Y un buen día apareció Jaime Gil de Biedma. Sabía quién era. De adolescente le había visto comiendo ostras con los Goytisolo en el Cantábrico (ya no existe), cenando con sus padres en Finisterre (permanece cerrado, como si no existiese), con uno de sus amantes en el Rigat (ya no existe). Le leía. Me dio a conocer a Cernuda y, cada año, por mi cumpleaños, me regalaba una purera de piel de cerdo, para mis cigarros. Sí, en cierto modo, fue nuestro Cavafis, un flâneur, aquel flâneur que en su día apuntó Dionisio Cañas, y al que desde hace años, incluso antes de su muerte, acompaño en lo que Cañas llama "su paseo solitario entre las ruinas". Las ruinas de la que yo llamo la Gran Encisera, la de Maragall, que se da la mano con la Barcelona del 29, la de Vida privada, la de la novela de mi padre-abuelo, que vio nacer a Jaime.
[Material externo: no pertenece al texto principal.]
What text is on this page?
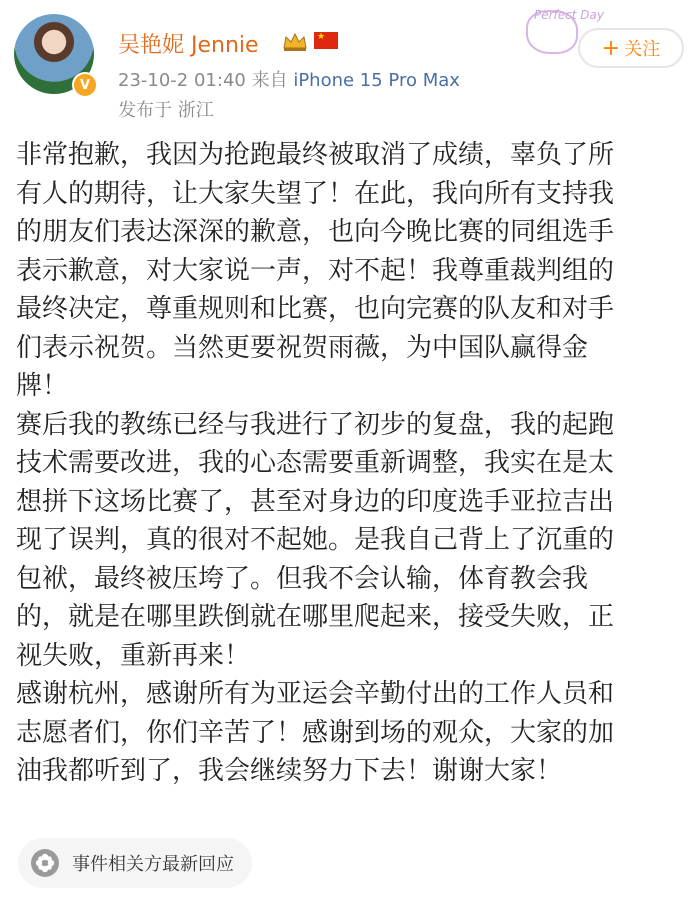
V
吴艳妮 Jennie	★
23-10-2 01:40 来自 iPhone 15 Pro Max
发布于 浙江
Perfect Day
+ 关注
非常抱歉，我因为抢跑最终被取消了成绩，辜负了所
有人的期待，让大家失望了！在此，我向所有支持我
的朋友们表达深深的歉意，也向今晚比赛的同组选手
表示歉意，对大家说一声，对不起！我尊重裁判组的
最终决定，尊重规则和比赛，也向完赛的队友和对手
们表示祝贺。当然更要祝贺雨薇，为中国队赢得金
牌！
赛后我的教练已经与我进行了初步的复盘，我的起跑
技术需要改进，我的心态需要重新调整，我实在是太
想拼下这场比赛了，甚至对身边的印度选手亚拉吉出
现了误判，真的很对不起她。是我自己背上了沉重的
包袱，最终被压垮了。但我不会认输，体育教会我
的，就是在哪里跌倒就在哪里爬起来，接受失败，正
视失败，重新再来！
感谢杭州，感谢所有为亚运会辛勤付出的工作人员和
志愿者们，你们辛苦了！感谢到场的观众，大家的加
油我都听到了，我会继续努力下去！谢谢大家！
事件相关方最新回应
Ayer, de madrugada, mientras escribía estas líneas, saqué de la vieja purera de piel de cerdo un robusto Partagas y descorché una botella de vino tinto de La Nava -el mismo que hoy se habría bebido Jaime-, y le recordé, señorito brillante e irresistible, irresistiblemente brillante, en la barra del Sandor, con un dry martini en una mano y con la otra dibujándome las magnifiques formes, los génoux énormes, de la giganta de Baudelaire. Y mientras dibujaba, con precisión, ese monstruoso paisaje, el poeta Jaime Gil se reía, se reía, como sólo él sabía reírse.